Die reproduktive und medizinische Absicht des Klonens, menschliche Wesen aus Körperzellen zu erzeugen, sei zwar noch Zukunftsmusik. Trotzdem werde mit den neuesten Erkenntnissen „eine Schallmauer durchbrochen“, so der Augsburger Weihbischof weiter.

„Das zeigen aktuelle Forschungen in Japan. Dort hat man es bereits geschafft, aus Körperzellen von Mäusen lebendige Mäuse herzustellen. Wenn es sich abzeichnet, dass reproduktives Klonen von Menschen möglich wird, dann muss der Gesetzgeber handeln. Außerdem muss vor dem Bundesverfassungsgericht geklärt werden, was es bedeutet, wenn ein Mensch identisch zu einem existierenden Menschen durch ein Klonverfahren hergestellt werden kann.“

Der Wiener Theologe und Bioethiker Matthias Beck sieht das genauso. Denn obwohl es noch Zukunftsmusik sei, könne man Körperzellen Erwachsener zu IPS-Zellen reprogrammieren und daraus Ei- und Samenzelle herstellen, was in Tierversuchen bereits gelinge.

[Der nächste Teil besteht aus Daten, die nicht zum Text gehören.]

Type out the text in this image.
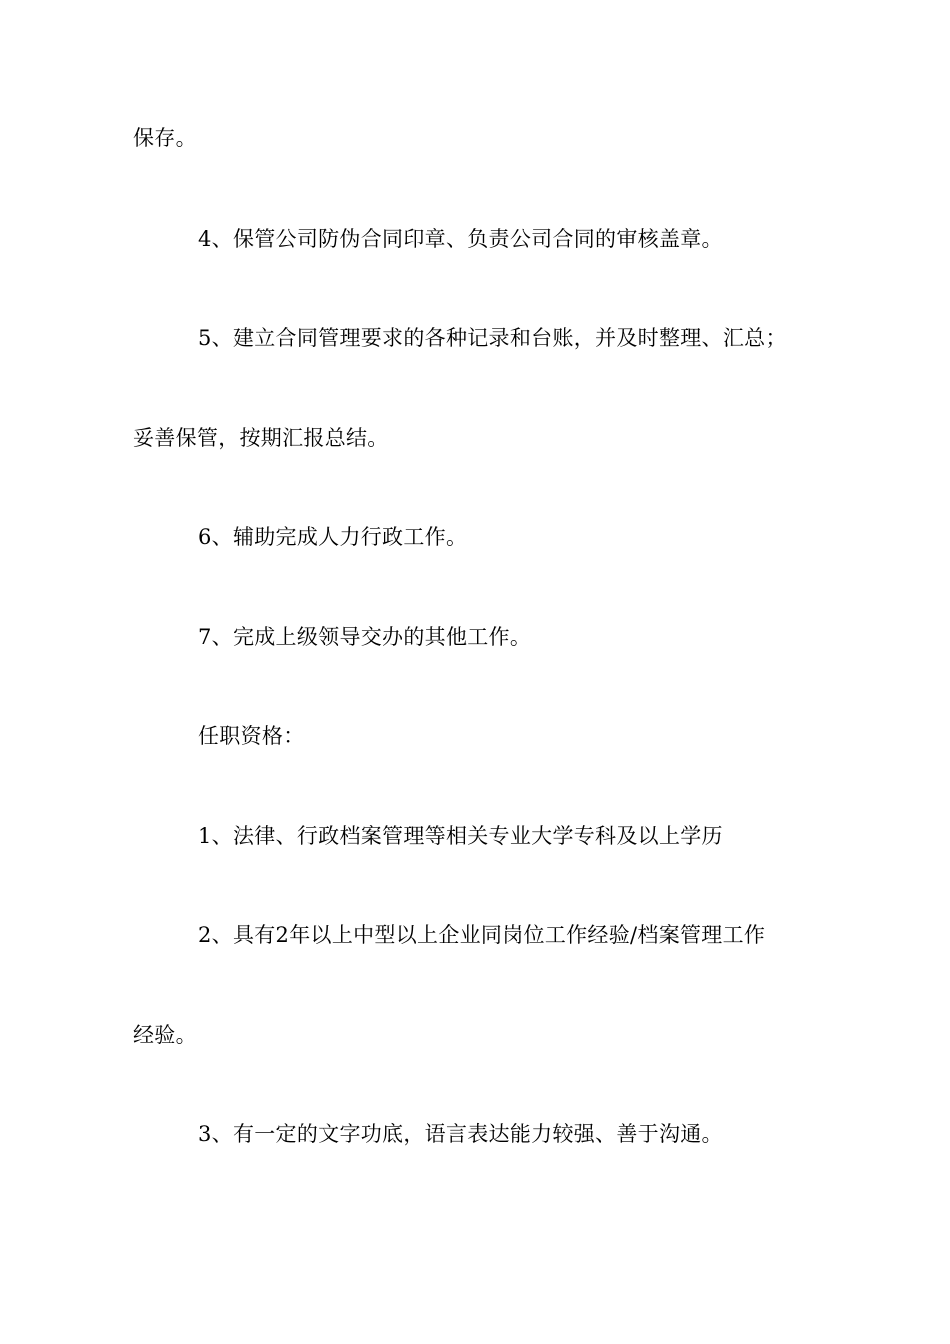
保存。
4、保管公司防伪合同印章、负责公司合同的审核盖章。
5、建立合同管理要求的各种记录和台账，并及时整理、汇总；
妥善保管，按期汇报总结。
6、辅助完成人力行政工作。
7、完成上级领导交办的其他工作。
任职资格：
1、法律、行政档案管理等相关专业大学专科及以上学历
2、具有2年以上中型以上企业同岗位工作经验/档案管理工作
经验。
3、有一定的文字功底，语言表达能力较强、善于沟通。
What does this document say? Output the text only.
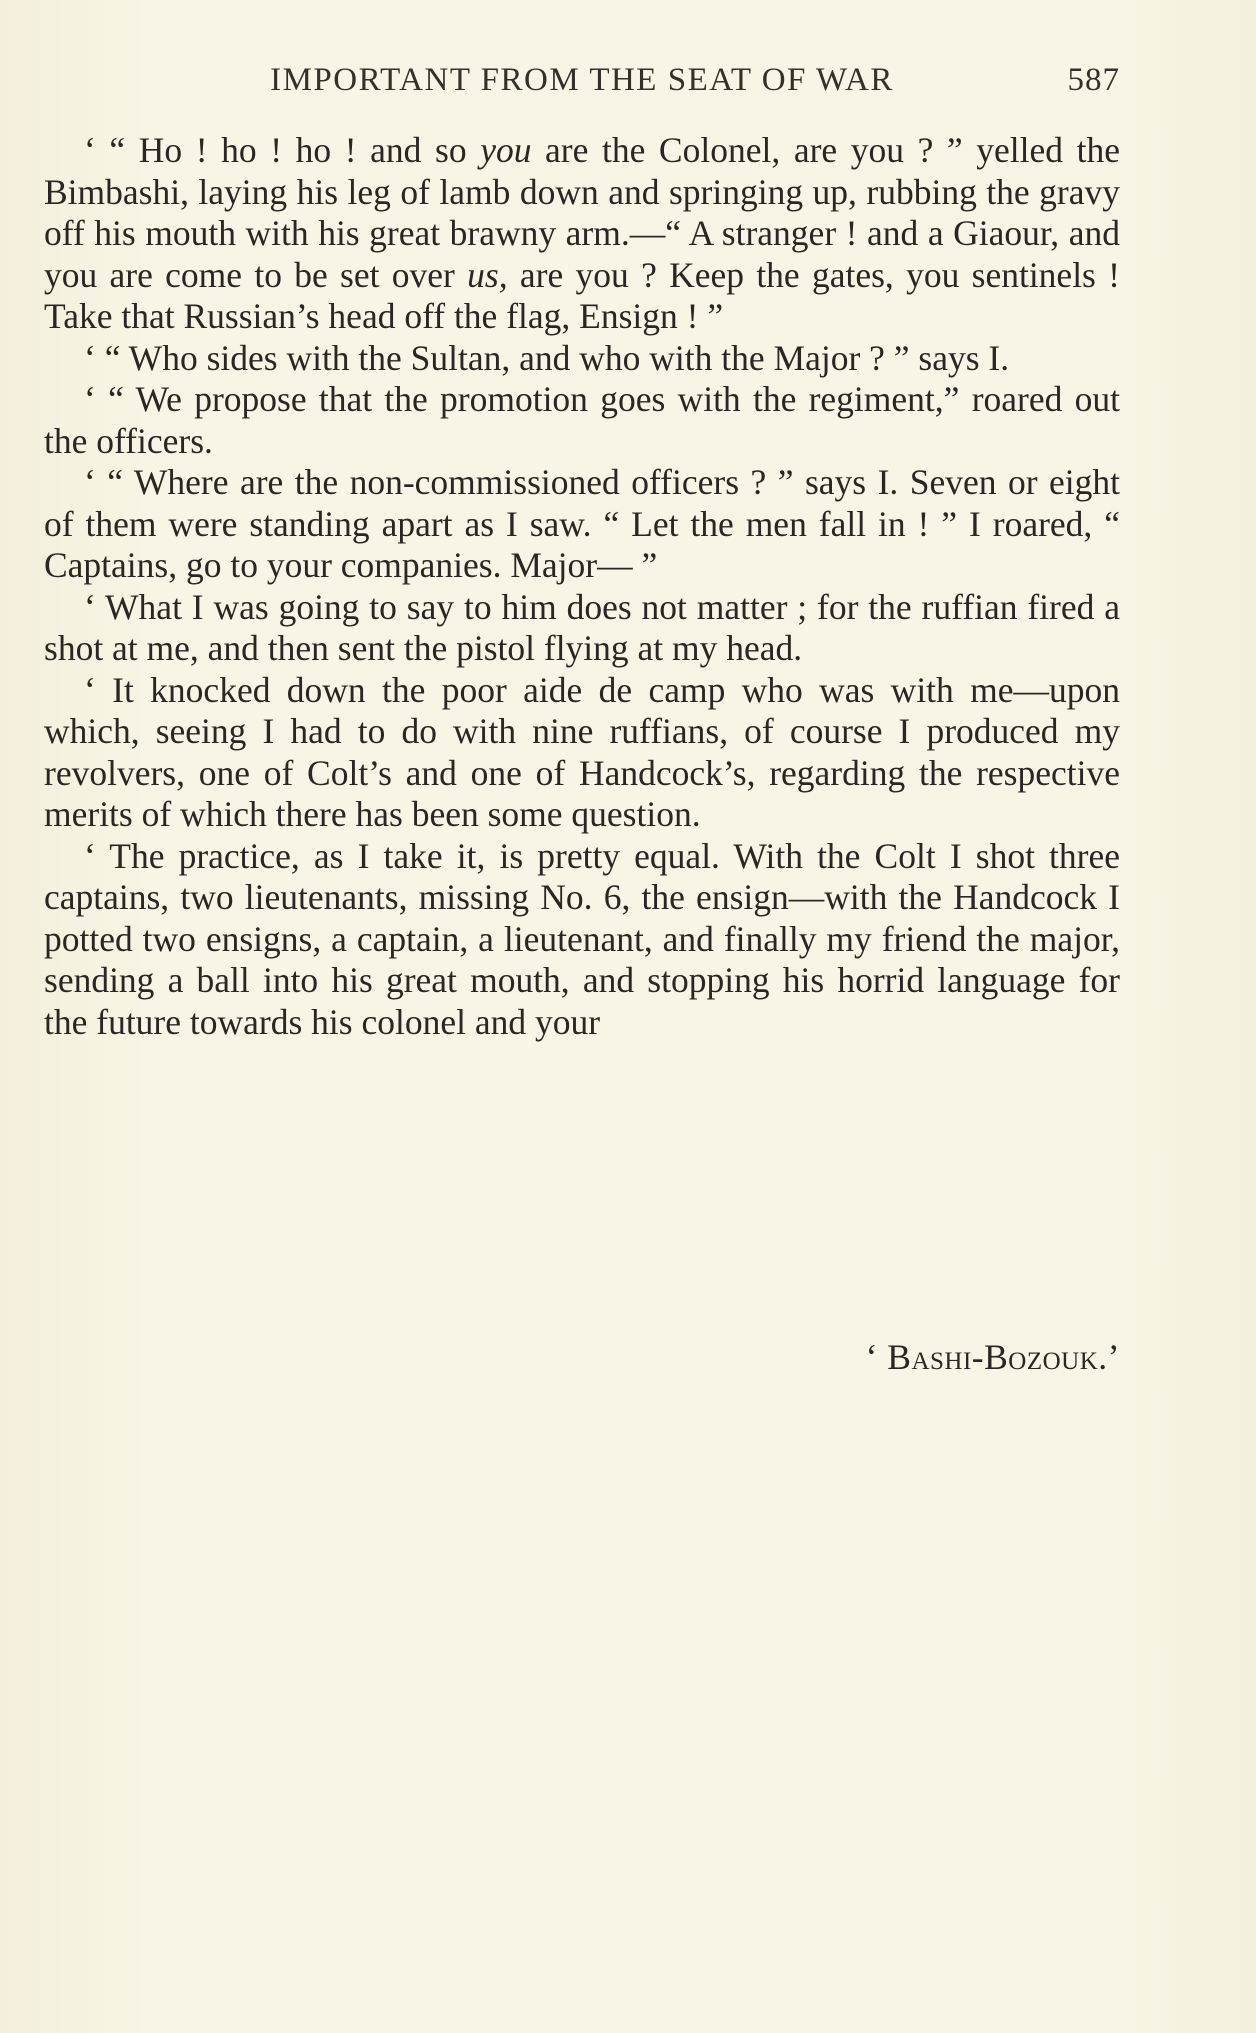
IMPORTANT FROM THE SEAT OF WAR	587

‘ “ Ho ! ho ! ho ! and so you are the Colonel, are you ? ” yelled the Bimbashi, laying his leg of lamb down and springing up, rubbing the gravy off his mouth with his great brawny arm.—“ A stranger ! and a Giaour, and you are come to be set over us, are you ? Keep the gates, you sentinels ! Take that Russian’s head off the flag, Ensign ! ”

‘ “ Who sides with the Sultan, and who with the Major ? ” says I.

‘ “ We propose that the promotion goes with the regiment,” roared out the officers.

‘ “ Where are the non-commissioned officers ? ” says I. Seven or eight of them were standing apart as I saw. “ Let the men fall in ! ” I roared, “ Captains, go to your companies. Major— ”

‘ What I was going to say to him does not matter ; for the ruffian fired a shot at me, and then sent the pistol flying at my head.

‘ It knocked down the poor aide de camp who was with me—upon which, seeing I had to do with nine ruffians, of course I produced my revolvers, one of Colt’s and one of Handcock’s, regarding the respective merits of which there has been some question.

‘ The practice, as I take it, is pretty equal. With the Colt I shot three captains, two lieutenants, missing No. 6, the ensign—with the Handcock I potted two ensigns, a captain, a lieutenant, and finally my friend the major, sending a ball into his great mouth, and stopping his horrid language for the future towards his colonel and your

‘ Bashi-Bozouk.’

„Das wäre zunächst ethisch auch unbedenklich. Aber wenn man damit Embryonen herstellt, was macht man mit ihnen? Angesichts sinkender Fertilität sind derartige Szenarien nicht auszuschließen. Ich rate, fürs erste die Forschungsergebnisse abzuwarten, wofür sich IPS tatsächlich einsetzen ließen, ehe sicherlich eine neue ethische Diskussion stattfinden wird.“

Die Nominierung zweier Pioniere der Erforschung pluripotenter Stammzellen für den Medizinnobelpreis 2012 ist für den Wiener Theologen Beck dennoch ein „großer Schritt in die richtige Richtung“.

„Die vor zehn Jahren begonnene embryonale Stammzellenforschung für die Therapie sehe ich mittlerweile auf europäischer Ebene als tot: Man hat gemerkt, dass die embryonalen Stammzellen zur Krebserkrankung führen. Diese Gefahr trifft bisher auch auf die IPS-Zellen zu. Dennoch stufe ich diesen Forschungsbereich als zukunftsträchtig ein und halte es für möglich, dass in absehbarer Zeit Therapien begonnen werden.“

Forscher reagierten auf die Entscheidung des Nobelpreis-Komitees zunächst mit der Hoffnung, dass sich aus den von Gurdon und Yamanaka entdeckten Stammzellen eines Tages Ersatzgewebe oder sogar ganze Organe erschaffen lassen können, die vom Empfänger nicht abgestoßen werden. Der Medizin-Nobelpreis wird am 10. Dezember, dem Todestag des Stifters Alfred Nobel, in Stockholm verliehen.